ML It is remarkable how seamless the integration is between the original and the new. How did you manage that?
MD The biggest way is the continuation of the palette. The brick, while it’s not exactly the same brick, because that’s not available anymore, is as close as we could possibly get in color. The way light is introduced into the space is very similar to the original, even though it’s a different scale. Like the original, each of the courts is different; different in scale, different in composition. Some are symmetrical, some are asymmetrical.
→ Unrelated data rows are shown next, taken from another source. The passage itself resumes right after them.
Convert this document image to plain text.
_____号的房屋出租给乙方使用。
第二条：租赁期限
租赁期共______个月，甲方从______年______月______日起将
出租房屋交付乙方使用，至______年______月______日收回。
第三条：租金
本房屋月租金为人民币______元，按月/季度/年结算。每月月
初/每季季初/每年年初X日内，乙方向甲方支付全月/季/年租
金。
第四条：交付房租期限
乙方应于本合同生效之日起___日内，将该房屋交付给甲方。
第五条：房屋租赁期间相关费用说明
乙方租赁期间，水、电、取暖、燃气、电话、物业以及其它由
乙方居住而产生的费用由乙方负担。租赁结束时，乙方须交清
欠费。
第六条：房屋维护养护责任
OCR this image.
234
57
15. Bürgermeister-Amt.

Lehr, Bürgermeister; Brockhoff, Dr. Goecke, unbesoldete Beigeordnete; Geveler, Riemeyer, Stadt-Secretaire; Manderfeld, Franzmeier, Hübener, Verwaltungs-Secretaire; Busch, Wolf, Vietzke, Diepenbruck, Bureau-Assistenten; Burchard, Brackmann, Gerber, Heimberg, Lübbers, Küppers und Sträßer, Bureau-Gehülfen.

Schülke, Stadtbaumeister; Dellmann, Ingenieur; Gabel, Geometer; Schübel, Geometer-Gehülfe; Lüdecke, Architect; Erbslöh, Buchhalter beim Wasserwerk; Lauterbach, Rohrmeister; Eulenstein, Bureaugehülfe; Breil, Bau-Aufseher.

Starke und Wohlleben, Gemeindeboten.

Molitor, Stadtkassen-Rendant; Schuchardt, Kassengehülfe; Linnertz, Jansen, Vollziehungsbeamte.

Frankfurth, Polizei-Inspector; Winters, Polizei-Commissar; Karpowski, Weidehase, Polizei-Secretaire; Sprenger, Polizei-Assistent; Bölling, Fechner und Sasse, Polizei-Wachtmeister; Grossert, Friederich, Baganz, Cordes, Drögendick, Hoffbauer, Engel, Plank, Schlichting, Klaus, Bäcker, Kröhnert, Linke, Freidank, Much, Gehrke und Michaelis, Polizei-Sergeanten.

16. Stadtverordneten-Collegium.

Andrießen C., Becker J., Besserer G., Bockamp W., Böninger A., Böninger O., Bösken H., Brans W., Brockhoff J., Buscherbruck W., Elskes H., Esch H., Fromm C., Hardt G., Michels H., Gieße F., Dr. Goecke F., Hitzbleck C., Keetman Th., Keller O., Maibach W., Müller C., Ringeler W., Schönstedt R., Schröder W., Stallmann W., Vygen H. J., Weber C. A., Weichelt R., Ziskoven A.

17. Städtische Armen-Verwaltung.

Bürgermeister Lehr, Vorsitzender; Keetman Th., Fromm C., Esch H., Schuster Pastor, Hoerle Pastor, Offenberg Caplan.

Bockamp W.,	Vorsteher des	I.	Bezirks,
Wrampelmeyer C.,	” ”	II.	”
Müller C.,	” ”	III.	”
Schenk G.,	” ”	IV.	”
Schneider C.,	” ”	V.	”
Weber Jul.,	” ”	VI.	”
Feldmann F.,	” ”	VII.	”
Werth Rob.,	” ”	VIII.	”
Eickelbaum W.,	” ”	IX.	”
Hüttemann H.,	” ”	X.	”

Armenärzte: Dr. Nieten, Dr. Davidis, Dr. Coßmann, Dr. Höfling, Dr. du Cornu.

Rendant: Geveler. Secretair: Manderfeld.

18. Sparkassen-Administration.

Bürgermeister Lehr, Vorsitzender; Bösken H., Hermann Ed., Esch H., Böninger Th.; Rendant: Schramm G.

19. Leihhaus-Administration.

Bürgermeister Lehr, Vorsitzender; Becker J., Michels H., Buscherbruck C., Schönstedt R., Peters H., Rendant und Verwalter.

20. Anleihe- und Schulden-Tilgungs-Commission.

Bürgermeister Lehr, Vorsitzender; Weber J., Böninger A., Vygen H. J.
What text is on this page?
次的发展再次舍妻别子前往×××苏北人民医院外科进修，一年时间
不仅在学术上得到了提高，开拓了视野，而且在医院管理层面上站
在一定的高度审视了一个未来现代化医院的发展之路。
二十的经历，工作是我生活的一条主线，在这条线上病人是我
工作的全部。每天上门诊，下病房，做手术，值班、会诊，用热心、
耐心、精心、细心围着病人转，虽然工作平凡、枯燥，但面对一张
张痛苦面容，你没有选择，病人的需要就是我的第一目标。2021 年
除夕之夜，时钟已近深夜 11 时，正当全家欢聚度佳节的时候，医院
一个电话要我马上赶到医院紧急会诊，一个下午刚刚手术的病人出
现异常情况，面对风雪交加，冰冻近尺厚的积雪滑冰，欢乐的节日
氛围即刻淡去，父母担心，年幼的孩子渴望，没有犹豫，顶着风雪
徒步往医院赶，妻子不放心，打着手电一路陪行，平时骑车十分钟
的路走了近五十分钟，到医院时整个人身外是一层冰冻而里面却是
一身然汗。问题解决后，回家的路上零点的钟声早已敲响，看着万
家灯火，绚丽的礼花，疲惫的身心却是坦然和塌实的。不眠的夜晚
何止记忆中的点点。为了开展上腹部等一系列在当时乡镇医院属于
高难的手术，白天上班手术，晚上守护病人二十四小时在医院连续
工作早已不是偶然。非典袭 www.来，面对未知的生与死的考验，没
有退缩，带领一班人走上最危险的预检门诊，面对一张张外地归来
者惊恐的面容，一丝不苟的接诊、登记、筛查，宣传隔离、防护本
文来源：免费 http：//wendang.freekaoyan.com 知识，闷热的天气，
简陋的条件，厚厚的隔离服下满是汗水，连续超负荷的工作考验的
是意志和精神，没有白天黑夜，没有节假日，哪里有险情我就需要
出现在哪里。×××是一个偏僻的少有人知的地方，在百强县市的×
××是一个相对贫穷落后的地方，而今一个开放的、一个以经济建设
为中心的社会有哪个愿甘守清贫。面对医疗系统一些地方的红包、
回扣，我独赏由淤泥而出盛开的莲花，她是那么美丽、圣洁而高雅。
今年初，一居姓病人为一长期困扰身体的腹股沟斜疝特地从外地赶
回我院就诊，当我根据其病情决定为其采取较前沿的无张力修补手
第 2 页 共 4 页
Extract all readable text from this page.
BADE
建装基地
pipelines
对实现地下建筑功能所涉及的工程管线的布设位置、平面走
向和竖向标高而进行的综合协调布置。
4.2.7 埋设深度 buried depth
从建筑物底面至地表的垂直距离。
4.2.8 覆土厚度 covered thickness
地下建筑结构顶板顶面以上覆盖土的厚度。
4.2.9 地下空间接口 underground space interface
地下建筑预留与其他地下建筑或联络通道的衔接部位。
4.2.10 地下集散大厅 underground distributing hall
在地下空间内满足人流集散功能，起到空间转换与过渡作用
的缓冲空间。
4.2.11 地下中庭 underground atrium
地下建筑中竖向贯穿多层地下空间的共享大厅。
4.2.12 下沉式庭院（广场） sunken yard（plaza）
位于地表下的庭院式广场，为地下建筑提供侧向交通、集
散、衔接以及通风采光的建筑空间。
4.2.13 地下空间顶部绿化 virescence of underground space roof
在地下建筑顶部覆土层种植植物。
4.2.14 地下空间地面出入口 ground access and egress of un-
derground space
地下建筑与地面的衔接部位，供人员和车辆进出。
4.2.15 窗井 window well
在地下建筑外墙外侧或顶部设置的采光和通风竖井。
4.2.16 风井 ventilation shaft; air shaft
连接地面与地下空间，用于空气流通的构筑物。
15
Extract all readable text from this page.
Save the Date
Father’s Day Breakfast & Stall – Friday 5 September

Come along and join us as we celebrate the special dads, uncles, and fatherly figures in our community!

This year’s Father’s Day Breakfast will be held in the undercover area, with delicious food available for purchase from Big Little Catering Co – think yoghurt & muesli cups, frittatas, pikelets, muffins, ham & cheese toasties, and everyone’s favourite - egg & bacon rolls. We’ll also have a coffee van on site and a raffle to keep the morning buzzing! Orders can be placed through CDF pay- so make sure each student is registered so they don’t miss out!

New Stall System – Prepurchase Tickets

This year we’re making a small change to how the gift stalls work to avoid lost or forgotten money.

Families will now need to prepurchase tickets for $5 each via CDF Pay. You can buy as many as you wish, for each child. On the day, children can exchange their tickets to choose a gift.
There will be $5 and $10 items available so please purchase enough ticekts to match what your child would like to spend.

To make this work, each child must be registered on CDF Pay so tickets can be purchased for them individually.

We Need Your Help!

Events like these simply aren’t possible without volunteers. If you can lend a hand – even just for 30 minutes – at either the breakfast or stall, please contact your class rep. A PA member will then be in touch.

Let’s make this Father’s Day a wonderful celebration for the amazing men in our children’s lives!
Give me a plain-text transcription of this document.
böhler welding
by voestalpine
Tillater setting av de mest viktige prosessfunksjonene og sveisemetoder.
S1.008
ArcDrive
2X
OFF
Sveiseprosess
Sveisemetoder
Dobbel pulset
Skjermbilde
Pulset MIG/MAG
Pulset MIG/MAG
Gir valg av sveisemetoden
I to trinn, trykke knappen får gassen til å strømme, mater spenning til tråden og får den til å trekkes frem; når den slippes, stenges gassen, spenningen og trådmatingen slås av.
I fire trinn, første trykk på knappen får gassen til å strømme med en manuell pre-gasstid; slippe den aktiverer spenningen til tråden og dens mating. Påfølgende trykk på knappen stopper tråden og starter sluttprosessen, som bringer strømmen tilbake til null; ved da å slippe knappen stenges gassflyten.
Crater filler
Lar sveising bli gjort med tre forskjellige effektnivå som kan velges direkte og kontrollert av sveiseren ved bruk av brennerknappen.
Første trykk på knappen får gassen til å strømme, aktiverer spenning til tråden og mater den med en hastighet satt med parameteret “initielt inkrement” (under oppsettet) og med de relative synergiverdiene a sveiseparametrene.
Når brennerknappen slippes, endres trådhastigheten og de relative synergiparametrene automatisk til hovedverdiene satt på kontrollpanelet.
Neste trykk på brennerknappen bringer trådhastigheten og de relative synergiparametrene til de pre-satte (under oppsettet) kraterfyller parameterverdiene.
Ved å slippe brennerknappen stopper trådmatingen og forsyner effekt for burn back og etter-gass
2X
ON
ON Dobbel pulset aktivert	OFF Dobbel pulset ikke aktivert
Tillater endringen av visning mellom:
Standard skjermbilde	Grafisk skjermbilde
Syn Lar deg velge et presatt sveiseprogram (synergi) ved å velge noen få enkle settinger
And there are not too many large regional centers that you can go into today and not find the concourses stuffed full of retail kiosks. That generates a lot of revenue. It represents a real commitment on the part of the ownership that they resisted that all these years. They’ve made the spaces much more for the people, and put art in them and beautiful landscaping.
EGH They deserve credit for the way that place is maintained. The landscaping is absolutely fabulous inside. Billy Hines, the manager there for the last 40 years, has been a tremendous help and a lot of credit goes to him with the way it has been maintained.
ML Looking back on it now, how do you see it?
EGH I wasn’t trying to do something spectacular or attention-getting. I was trying to do something with a lasting value. They tell me that 26 million people go through every year. If that’s true, think of all the people going through there in 50 years. Is there a place in Texas that has had more visitors? I doubt it, and it’s held up.
MARK LAMSTER is the architecture critic for The Dallas Morning News and is on the faculty of the David Dillon Center for Texas Architecture at the University of Texas at Arlington.